Dolan told me, "It looks like maybe your boyfriend the conspiracy nut wasn't such a nut after all."

"Could be, but I'm still having a lot of trouble believing that a Catholic schoolboy's lurid fantasies about what makes the world go round might actually exist in modern-day reality. The evidence, however, does seem to keep pointing that way."

Dolan said, "The world we live in isn't the same world it was just ten years ago.

Nowadays they don't call these things conspiracies, though. Now it's called synergy."

Dolan soon hung up to resume the night's sleep I'd interrupted, and I, too, caught a few hours of restless semicon-sciousness, before heading to the airport and the flight to Cancun, my second in three days.

When I rounded the first bend in the Los Pajaros beach road, I saw not one but three vehicles in the driveway of Jorge Ramos's house. The big mud-spattered Suburban was there, along with a couple of Jeep Cherokees. I drove on, glancing at the house in hope of catching a glimpse of Suter. All the louvered windows were open, but I saw no one inside moving about.

Walking up and boldly knocking on the front door would have been macho in a way that might have been appreciated locally, but it might also have been suicidal. So if Suter was inside the house and still alive, I knew I'd have to get to him in some other way. I turned around at the next driveway, maneuvered my rental car through the mud and potholes back out to the main highway, then drove back up 307 to a hotel near Yalku.

I rented snorkeling equipment, reluctantly leaving my passport as collateral, and returned to the beach road, parking at a closed-up and apparently unoccupied house a third of a mile up the beach from the Ramos house. I changed into my bathing suit, and ten minutes later I — was floating twenty yards off the Ramos beach, interested in the gray ray that flopped across the sandy seafloor six or seven feet beneath me, but even more interested in the scene on the Ramos terrace. Two large, muscular, dark-haired men in chinos and polo shirts were seated in the shade of the house, one on a chaise and one in a deck chair, and a third man in a skimpy bathing suit-I recognized him from the now all-too-familiar head of hair-sat stretched out on a chair in the sun.

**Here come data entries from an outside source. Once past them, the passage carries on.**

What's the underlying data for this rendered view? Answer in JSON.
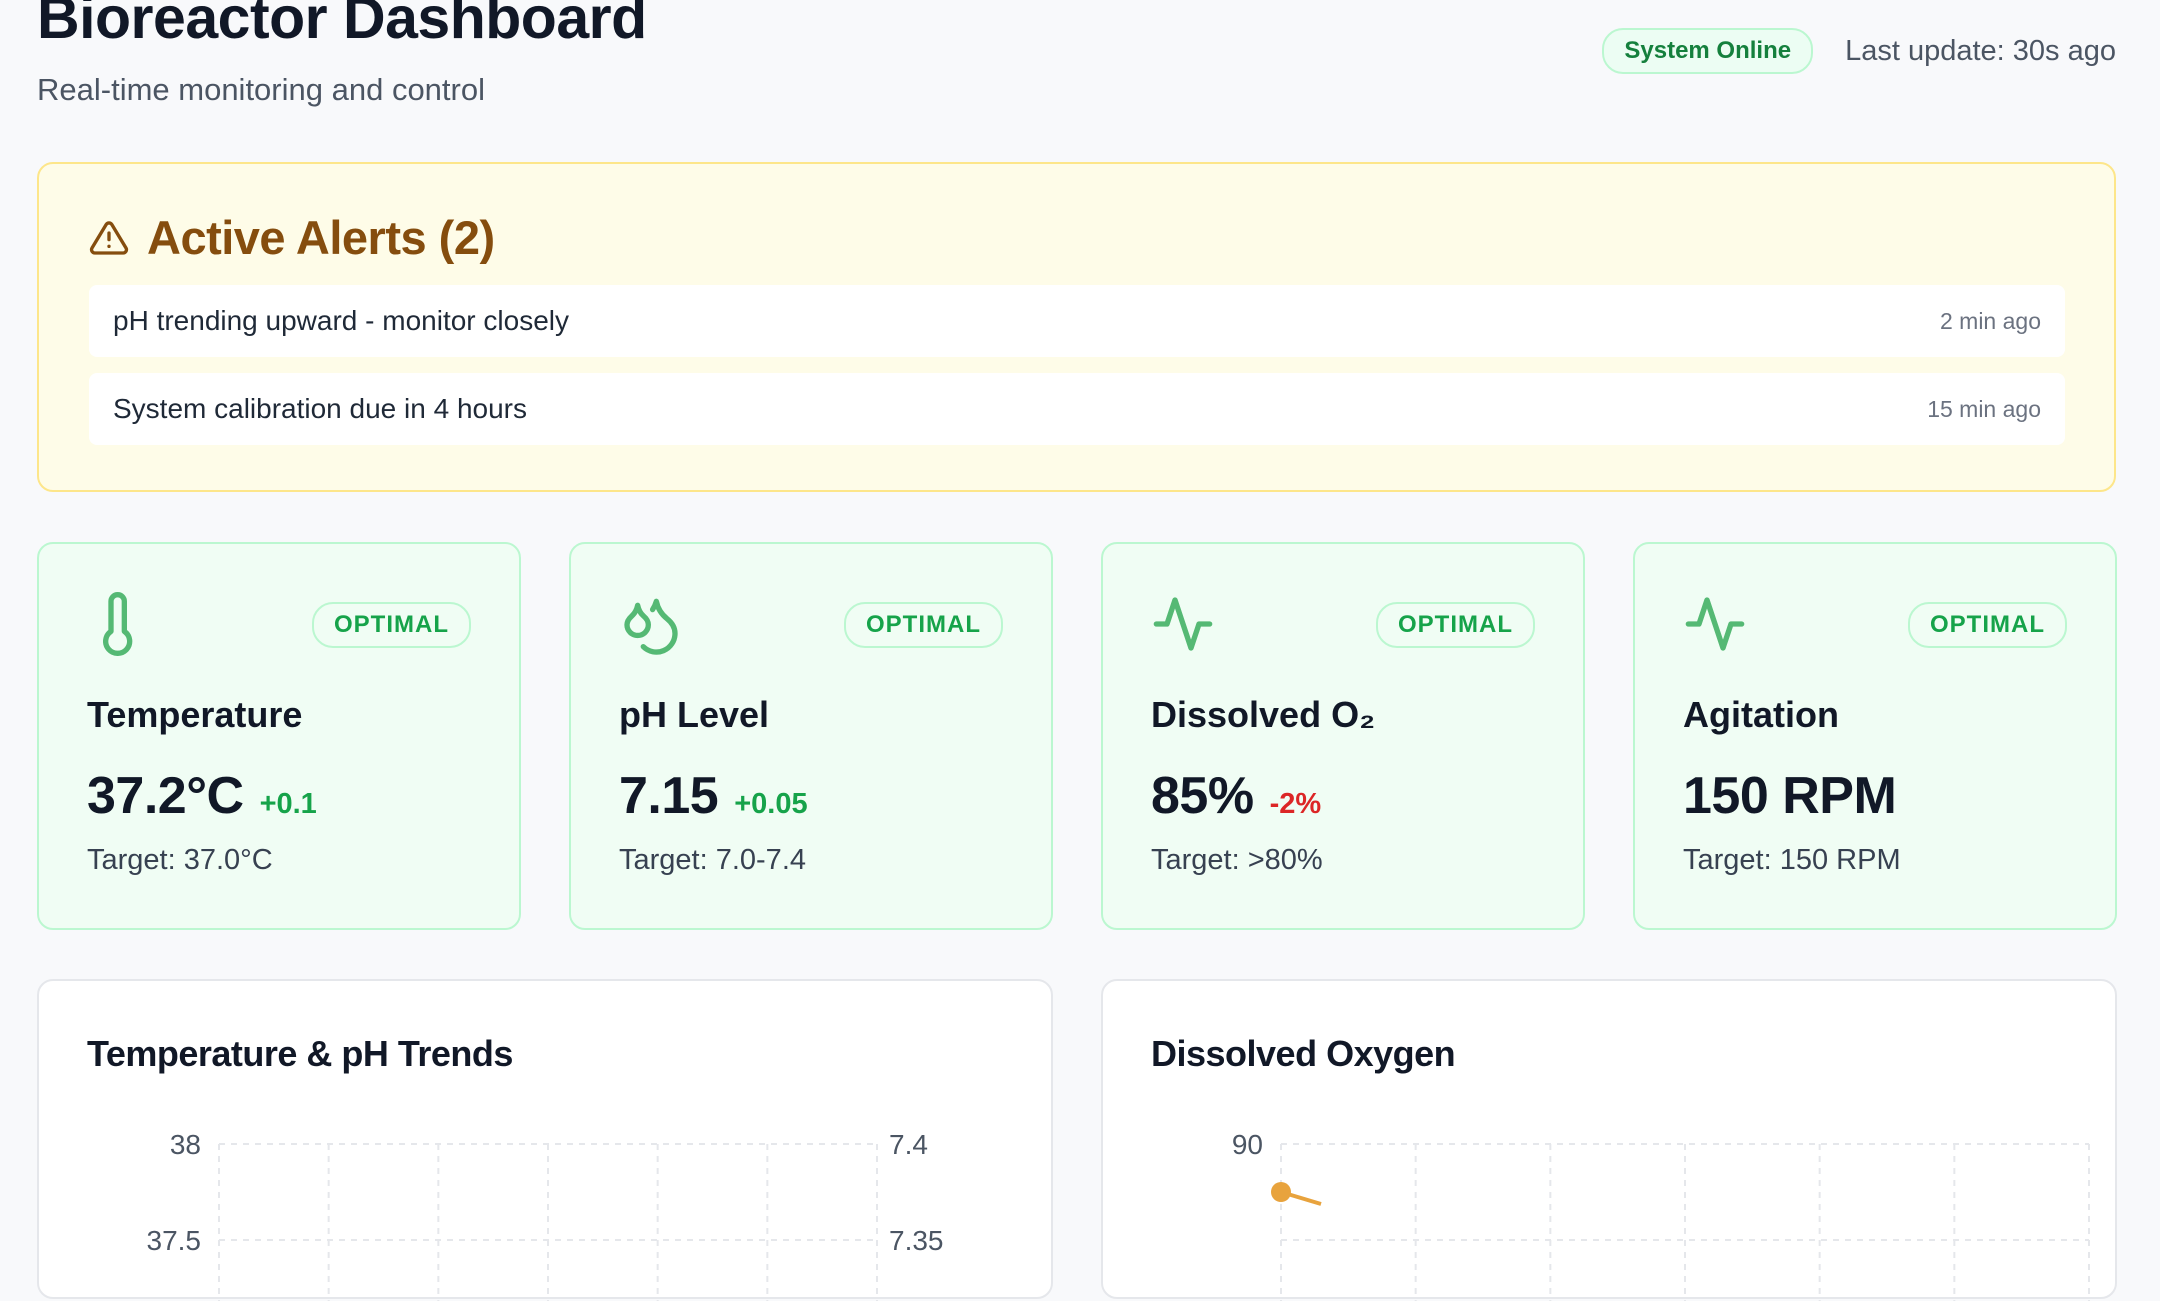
{
  "header": {
    "title": "Bioreactor Dashboard",
    "subtitle": "Real-time monitoring and control",
    "status_badge": "System Online",
    "last_update": "Last update: 30s ago"
  },
  "alerts": {
    "title": "Active Alerts (2)",
    "icon": "alert-triangle-icon",
    "items": [
      {
        "text": "pH trending upward - monitor closely",
        "time": "2 min ago"
      },
      {
        "text": "System calibration due in 4 hours",
        "time": "15 min ago"
      }
    ]
  },
  "metrics": [
    {
      "icon": "thermometer-icon",
      "status": "OPTIMAL",
      "label": "Temperature",
      "value": "37.2°C",
      "delta": "+0.1",
      "delta_direction": "up",
      "target": "Target: 37.0°C"
    },
    {
      "icon": "droplets-icon",
      "status": "OPTIMAL",
      "label": "pH Level",
      "value": "7.15",
      "delta": "+0.05",
      "delta_direction": "up",
      "target": "Target: 7.0-7.4"
    },
    {
      "icon": "activity-icon",
      "status": "OPTIMAL",
      "label": "Dissolved O₂",
      "value": "85%",
      "delta": "-2%",
      "delta_direction": "down",
      "target": "Target: >80%"
    },
    {
      "icon": "activity-icon",
      "status": "OPTIMAL",
      "label": "Agitation",
      "value": "150 RPM",
      "delta": "",
      "delta_direction": "none",
      "target": "Target: 150 RPM"
    }
  ],
  "colors": {
    "optimal_green": "#16a34a",
    "alert_amber": "#854d0e",
    "negative_red": "#dc2626",
    "oxygen_series": "#e8a33d"
  },
  "charts": {
    "temp_ph": {
      "title": "Temperature & pH Trends"
    },
    "oxygen": {
      "title": "Dissolved Oxygen"
    }
  },
  "chart_data": [
    {
      "type": "line",
      "title": "Temperature & pH Trends",
      "xlabel": "",
      "ylabel": "",
      "y_left_ticks": [
        "38",
        "37.5"
      ],
      "y_right_ticks": [
        "7.4",
        "7.35"
      ],
      "ylim_left": [
        37.5,
        38
      ],
      "ylim_right": [
        7.35,
        7.4
      ],
      "grid": true,
      "series": []
    },
    {
      "type": "line",
      "title": "Dissolved Oxygen",
      "xlabel": "",
      "ylabel": "",
      "y_ticks": [
        "90"
      ],
      "grid": true,
      "series": [
        {
          "color": "#e8a33d",
          "values": [
            88
          ]
        }
      ]
    }
  ]
}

For fifteen minutes I swam slowly back and forth, like a U-boat off Scotland, hoping the two guards, if that's what they were-was one of them Jorge? would go inside the house. Finally one of them did get up, but the other one stayed put. The one who went inside, however, returned shortly with a couple of bottles, it looked like, and another object. The second man then joined him at a round table where they both seated themselves and began to do something with the unidentifiable object. A deck of cards? No, the motions were not card-playing motions. When the two seemed to become more deeply engrossed in their activity, I moved in closer to shore. Suter now seemed to be looking my way, so I lifted my mask, pointed theatrically at my upper lip, then vigorously and repeatedly shot Suter the finger. When I saw him stiffen and continue to stare at me, I pulled my mask back down and resumed an easy breaststroke in a northerly direction.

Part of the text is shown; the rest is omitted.